The Incident is a variant on the timeloop film that we have seen in films such as Groundhog Day (1993) and more recently in Edge of Tomorrow (2014). In these and imitators, the protagonists have been forced to repeat the same limited strip of time over and over again with endless variation. The film that The Incident comes closest to is the amazing Triangle (2009) in which characters were forced to loop through the same events over and over as we saw dozens of discarded identical items nearby. There is the same sense here – of characters trapped in the same single space akin to an M.C. Escher painting or a Moebius Strip where time progresses but they are unable to leave and the objects in their physical space keeps replicating and creating new copies every time they are moved.

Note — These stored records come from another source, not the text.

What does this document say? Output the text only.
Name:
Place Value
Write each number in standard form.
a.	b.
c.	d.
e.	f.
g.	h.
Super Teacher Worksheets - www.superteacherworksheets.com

One of the most conceptually mind-boggling scenes here is where we jump forward thirty years into the future of the stairwell and see dozens of identical copies of the same books, discarded food wrappers, backpacks, water bottles and so on to the point that they are nearly filling the space. The film vies between these two parallel timeloops – the two brothers trapped in the stairwell and the family in their car on a stretch of road.

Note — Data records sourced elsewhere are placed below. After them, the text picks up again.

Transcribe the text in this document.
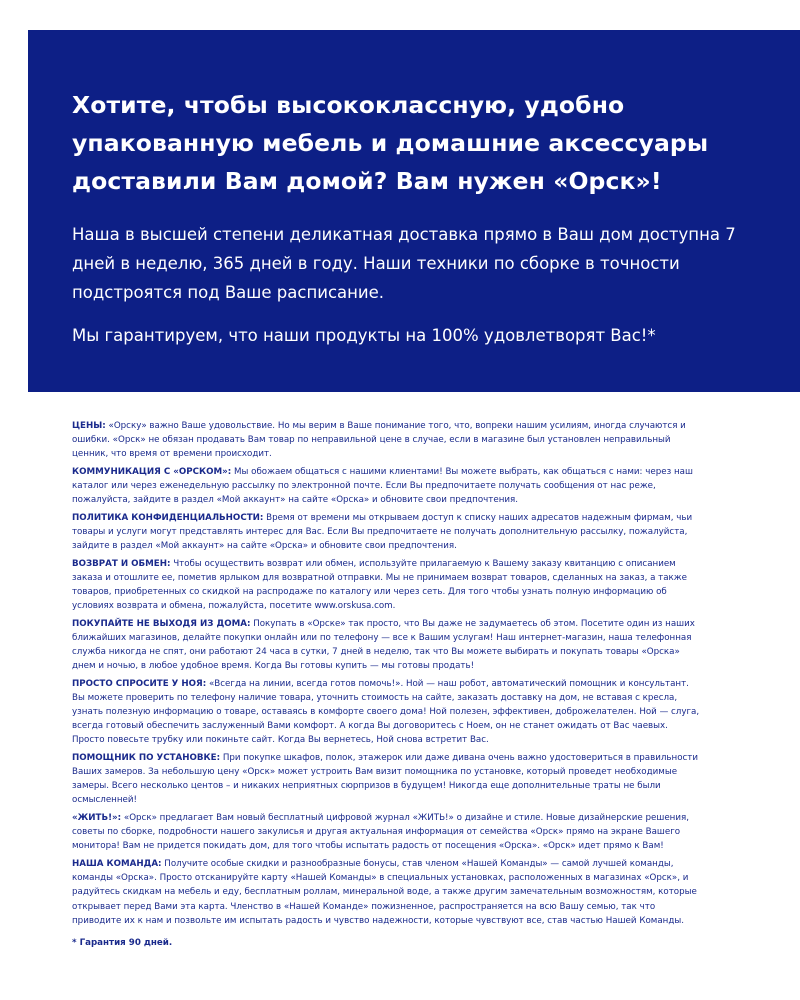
Хотите, чтобы высококлассную, удобно упакованную мебель и домашние аксессуары доставили Вам домой? Вам нужен «Орск»!

Наша в высшей степени деликатная доставка прямо в Ваш дом доступна 7 дней в неделю, 365 дней в году. Наши техники по сборке в точности подстроятся под Ваше расписание.

Мы гарантируем, что наши продукты на 100% удовлетворят Вас!*

ЦЕНЫ: «Орску» важно Ваше удовольствие. Но мы верим в Ваше понимание того, что, вопреки нашим усилиям, иногда случаются и ошибки. «Орск» не обязан продавать Вам товар по неправильной цене в случае, если в магазине был установлен неправильный ценник, что время от времени происходит.

КОММУНИКАЦИЯ С «ОРСКОМ»: Мы обожаем общаться с нашими клиентами! Вы можете выбрать, как общаться с нами: через наш каталог или через еженедельную рассылку по электронной почте. Если Вы предпочитаете получать сообщения от нас реже, пожалуйста, зайдите в раздел «Мой аккаунт» на сайте «Орска» и обновите свои предпочтения.

ПОЛИТИКА КОНФИДЕНЦИАЛЬНОСТИ: Время от времени мы открываем доступ к списку наших адресатов надежным фирмам, чьи товары и услуги могут представлять интерес для Вас. Если Вы предпочитаете не получать дополнительную рассылку, пожалуйста, зайдите в раздел «Мой аккаунт» на сайте «Орска» и обновите свои предпочтения.

ВОЗВРАТ И ОБМЕН: Чтобы осуществить возврат или обмен, используйте прилагаемую к Вашему заказу квитанцию с описанием заказа и отошлите ее, пометив ярлыком для возвратной отправки. Мы не принимаем возврат товаров, сделанных на заказ, а также товаров, приобретенных со скидкой на распродаже по каталогу или через сеть. Для того чтобы узнать полную информацию об условиях возврата и обмена, пожалуйста, посетите www.orskusa.com.

ПОКУПАЙТЕ НЕ ВЫХОДЯ ИЗ ДОМА: Покупать в «Орске» так просто, что Вы даже не задумаетесь об этом. Посетите один из наших ближайших магазинов, делайте покупки онлайн или по телефону — все к Вашим услугам! Наш интернет-магазин, наша телефонная служба никогда не спят, они работают 24 часа в сутки, 7 дней в неделю, так что Вы можете выбирать и покупать товары «Орска» днем и ночью, в любое удобное время. Когда Вы готовы купить — мы готовы продать!

ПРОСТО СПРОСИТЕ У НОЯ: «Всегда на линии, всегда готов помочь!». Ной — наш робот, автоматический помощник и консультант. Вы можете проверить по телефону наличие товара, уточнить стоимость на сайте, заказать доставку на дом, не вставая с кресла, узнать полезную информацию о товаре, оставаясь в комфорте своего дома! Ной полезен, эффективен, доброжелателен. Ной — слуга, всегда готовый обеспечить заслуженный Вами комфорт. А когда Вы договоритесь с Ноем, он не станет ожидать от Вас чаевых. Просто повесьте трубку или покиньте сайт. Когда Вы вернетесь, Ной снова встретит Вас.

ПОМОЩНИК ПО УСТАНОВКЕ: При покупке шкафов, полок, этажерок или даже дивана очень важно удостовериться в правильности Ваших замеров. За небольшую цену «Орск» может устроить Вам визит помощника по установке, который проведет необходимые замеры. Всего несколько центов – и никаких неприятных сюрпризов в будущем! Никогда еще дополнительные траты не были осмысленней!

«ЖИТЬ!»: «Орск» предлагает Вам новый бесплатный цифровой журнал «ЖИТЬ!» о дизайне и стиле. Новые дизайнерские решения, советы по сборке, подробности нашего закулисья и другая актуальная информация от семейства «Орск» прямо на экране Вашего монитора! Вам не придется покидать дом, для того чтобы испытать радость от посещения «Орска». «Орск» идет прямо к Вам!

НАША КОМАНДА: Получите особые скидки и разнообразные бонусы, став членом «Нашей Команды» — самой лучшей команды, команды «Орска». Просто отсканируйте карту «Нашей Команды» в специальных установках, расположенных в магазинах «Орск», и радуйтесь скидкам на мебель и еду, бесплатным роллам, минеральной воде, а также другим замечательным возможностям, которые открывает перед Вами эта карта. Членство в «Нашей Команде» пожизненное, распространяется на всю Вашу семью, так что приводите их к нам и позвольте им испытать радость и чувство надежности, которые чувствуют все, став частью Нашей Команды.

* Гарантия 90 дней.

I liked the film’s fascinatingly weird concept. Philip K. Dick’s Time Out of Joint (1959) plays a significant part in the film – the title could be a perfect description of the film, even if the book’s plot about a man’s alternate version of reality is quite a different story to the one we have here. I kept expecting The Incident to break out into a reality bending work like Open Your Eyes (1997), Dark City (1998) or Oblivion (2013) where we get a stunning aha explanation as it eventually becomes apparent what is going on.

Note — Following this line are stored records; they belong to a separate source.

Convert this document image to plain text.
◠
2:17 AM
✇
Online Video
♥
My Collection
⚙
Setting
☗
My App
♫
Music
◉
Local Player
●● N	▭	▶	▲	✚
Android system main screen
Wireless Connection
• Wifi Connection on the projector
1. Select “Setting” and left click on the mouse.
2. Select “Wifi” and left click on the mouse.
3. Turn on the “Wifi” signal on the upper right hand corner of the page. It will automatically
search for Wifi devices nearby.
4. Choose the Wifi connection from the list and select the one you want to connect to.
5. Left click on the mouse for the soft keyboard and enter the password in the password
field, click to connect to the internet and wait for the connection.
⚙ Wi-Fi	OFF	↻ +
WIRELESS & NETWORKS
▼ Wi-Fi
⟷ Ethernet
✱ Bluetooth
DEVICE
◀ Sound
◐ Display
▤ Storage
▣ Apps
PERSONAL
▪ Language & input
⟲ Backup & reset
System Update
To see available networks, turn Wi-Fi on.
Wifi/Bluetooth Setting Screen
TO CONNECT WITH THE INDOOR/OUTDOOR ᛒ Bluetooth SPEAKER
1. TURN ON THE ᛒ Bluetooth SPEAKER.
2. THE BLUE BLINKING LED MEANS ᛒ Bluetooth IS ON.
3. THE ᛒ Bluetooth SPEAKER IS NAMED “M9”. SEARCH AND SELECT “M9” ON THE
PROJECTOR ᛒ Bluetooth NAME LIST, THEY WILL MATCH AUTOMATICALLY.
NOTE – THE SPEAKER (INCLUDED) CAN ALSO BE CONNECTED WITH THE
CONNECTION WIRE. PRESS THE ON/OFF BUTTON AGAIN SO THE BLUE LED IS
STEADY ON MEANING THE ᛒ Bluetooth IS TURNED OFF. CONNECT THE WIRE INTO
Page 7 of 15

The problem here is that about the point that Isaac Ezban comes to explaining what is going on, The Incident starts to get weird. I am not sure I fully followed the explanation we get – something about alternate versions of a person being created in a pocket universe so that they can do all the emotional struggling of the original person throughout their life, which provides energy to young people (although apparently not for old people) to go forward. Towards the end, we see the two imprisoned people released and going on to live their various lives where it is simply not clear how the pocket universes feature in this.
Isaac Ezban subsequently went onto make The Similars (2015), another conceptually fascinating film about people trapped in a bus station who all start transforming into the same person, and the English-language multiverse film Parallel (2018), as well as one of the episodes of the anthology Barbarous Mexico (2014), while he also produced the horror film Presagio (Omen) (2015).